Tuesday, August 2, 2016
Venezuela: You don't expect the socialist leaders to suffer like there "little" people do you? Do you think Maduro, the thug, has missed a meal.
Published August 01, 2016
Caracas, Venezuela – In Spanish there is an old saying that goes something like this: “Tell me what you brag about, and I'll tell you what you lack." In today’s Venezuela, the folksy saying seems confirmed.
While the socialist government officials often rant about “equality,” “austerity” and “anti-imperialism,” the expensive watches Chavistas flaunt, along with their travels, tell a whole different story about what their priorities are after hours.
Launched in 2014, the blog Relojes del Chavismo (Chavismo's Watches) has posted more than 150 pictures of high-ranking officials wearing all sorts of expensive watches, mostly Swiss made.

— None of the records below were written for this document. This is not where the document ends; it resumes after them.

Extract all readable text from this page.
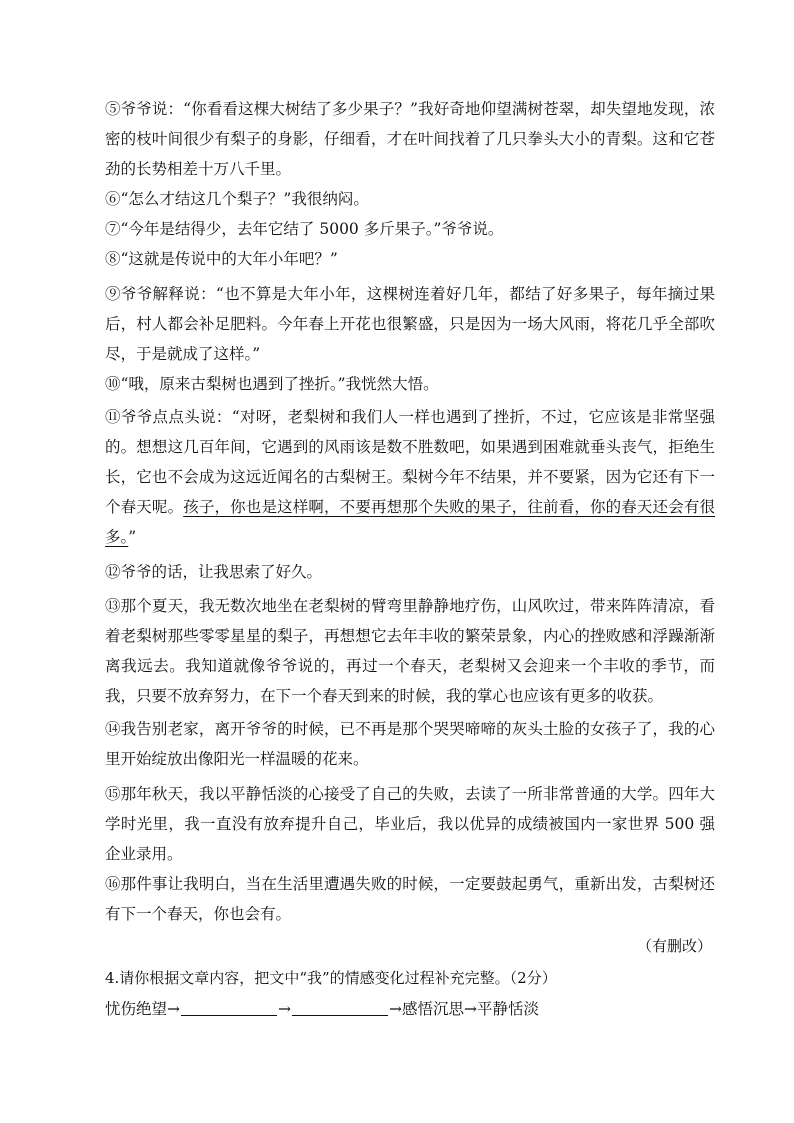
⑤爷爷说：“你看看这棵大树结了多少果子？”我好奇地仰望满树苍翠，却失望地发现，浓密的枝叶间很少有梨子的身影，仔细看，才在叶间找着了几只拳头大小的青梨。这和它苍劲的长势相差十万八千里。

⑥“怎么才结这几个梨子？”我很纳闷。

⑦“今年是结得少，去年它结了 5000 多斤果子。”爷爷说。

⑧“这就是传说中的大年小年吧？”

⑨爷爷解释说：“也不算是大年小年，这棵树连着好几年，都结了好多果子，每年摘过果后，村人都会补足肥料。今年春上开花也很繁盛，只是因为一场大风雨，将花几乎全部吹尽，于是就成了这样。”

⑩“哦，原来古梨树也遇到了挫折。”我恍然大悟。

⑪爷爷点点头说：“对呀，老梨树和我们人一样也遇到了挫折，不过，它应该是非常坚强的。想想这几百年间，它遇到的风雨该是数不胜数吧，如果遇到困难就垂头丧气，拒绝生长，它也不会成为这远近闻名的古梨树王。梨树今年不结果，并不要紧，因为它还有下一个春天呢。孩子，你也是这样啊，不要再想那个失败的果子，往前看，你的春天还会有很多。”

⑫爷爷的话，让我思索了好久。

⑬那个夏天，我无数次地坐在老梨树的臂弯里静静地疗伤，山风吹过，带来阵阵清凉，看着老梨树那些零零星星的梨子，再想想它去年丰收的繁荣景象，内心的挫败感和浮躁渐渐离我远去。我知道就像爷爷说的，再过一个春天，老梨树又会迎来一个丰收的季节，而我，只要不放弃努力，在下一个春天到来的时候，我的掌心也应该有更多的收获。

⑭我告别老家，离开爷爷的时候，已不再是那个哭哭啼啼的灰头土脸的女孩子了，我的心里开始绽放出像阳光一样温暖的花来。

⑮那年秋天，我以平静恬淡的心接受了自己的失败，去读了一所非常普通的大学。四年大学时光里，我一直没有放弃提升自己，毕业后，我以优异的成绩被国内一家世界 500 强企业录用。

⑯那件事让我明白，当在生活里遭遇失败的时候，一定要鼓起勇气，重新出发，古梨树还有下一个春天，你也会有。

（有删改）
4.请你根据文章内容，把文中“我”的情感变化过程补充完整。（2分）
忧伤绝望→	→	→感悟沉思→平静恬淡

The list of watch aficionados includes President Nicolas Maduro, Assemblyman Diosdado Cabello and Army General Vladimir Padrino Lopez, who was recently appointed financial czar to try and rescue the country’s collapsing economy.
All together, the watches on the blog add up to more than $500,000, according to the site administrator.
“I decided to create the blog after reading an article published on The Telegraph about bloggers protesting in China,” said the site administrator, who wouldn’t reveal his name for fear of government retaliation.
“Their way of protesting was genius. They just exposed the dubious wealth of public officials by posting pictures,” the blogger told Fox News Latino.
Something very similar is what the Venezuelan group is trying to accomplish in the South American country – they hunt for pictures of recognizable Chavistas wearing noticeable watches and then go search those brands online and find out their retail prices.
One of the watches on the website is an IWC Pilots watch valued at $12,700 worn by Padrino Lopez. Two other photos show President Nicolas Maduro wearing different Tissots, one valued at $975 and the other at $595.
“We have already identified 175 pieces in different pictures and we have 400 [photographs] more in which the watch hasn’t been identified yet,” the blogger told FNL.
The list of expensive-watch wearers extends to the officials’ relatives too.
Enmanuel Andrade, the son of Army Lt. Alejandro Andrade, a former National Treasurer and close friend of late president Chavez, has the most expensive watch registered to date by the blog: a $33,900 Rolex Day Date President.
At the current official exchange rate, a minimum wage Venezuelan worker would have to put in more than 120 years of labor to afford one.
And Gen. Miguel Rodriguez Torres, a former Minister of Interior, is the official with the most diverse line of watches – so far the blog has discovered 14 watches owned by him. One, an Audemars Piguet Royal Oak, has a $25,700 price tag.
“The members of the military are the least modest when it comes to show off the wealth amassed in the last 17 years,” the blogger said.
Chavista officials also seem quite extravagant in terms of travel destinations.
Opposition lawmaker Carlos Berrizbeitia, a member on the National Assembly’s Controllership Commission, is keeping a record.
“Just for this year, the presidency has $5 million allocated to spend on airplanes fares and expenditures for President Maduro during his travels. Every year the [budget] amount rises,” Berrizbeitia told FNL.
President Maduro usually takes with him a delegation of dozens officials and family members when he travels abroad.
“In a moment of crisis it’s not necessary to spend money like this. His retinues include 70 persons on average and they stay in five-star hotels, sometimes renting complete floors,” Berrizbeitia said.
Plus, he noted, every trip requires a security team and expenditures for the president’s delegation, which raises the expenses considerably.
Since taking office in 2013, Maduro has traveled to 35 countries in 132 days, around 11 percent of his total time in office, according to an FNL count.
He seems to have inherited the fondness of travel from his predecessor, who spent more than 300 days and $55 million traveling during his 14-year term, Berrizbeitia said.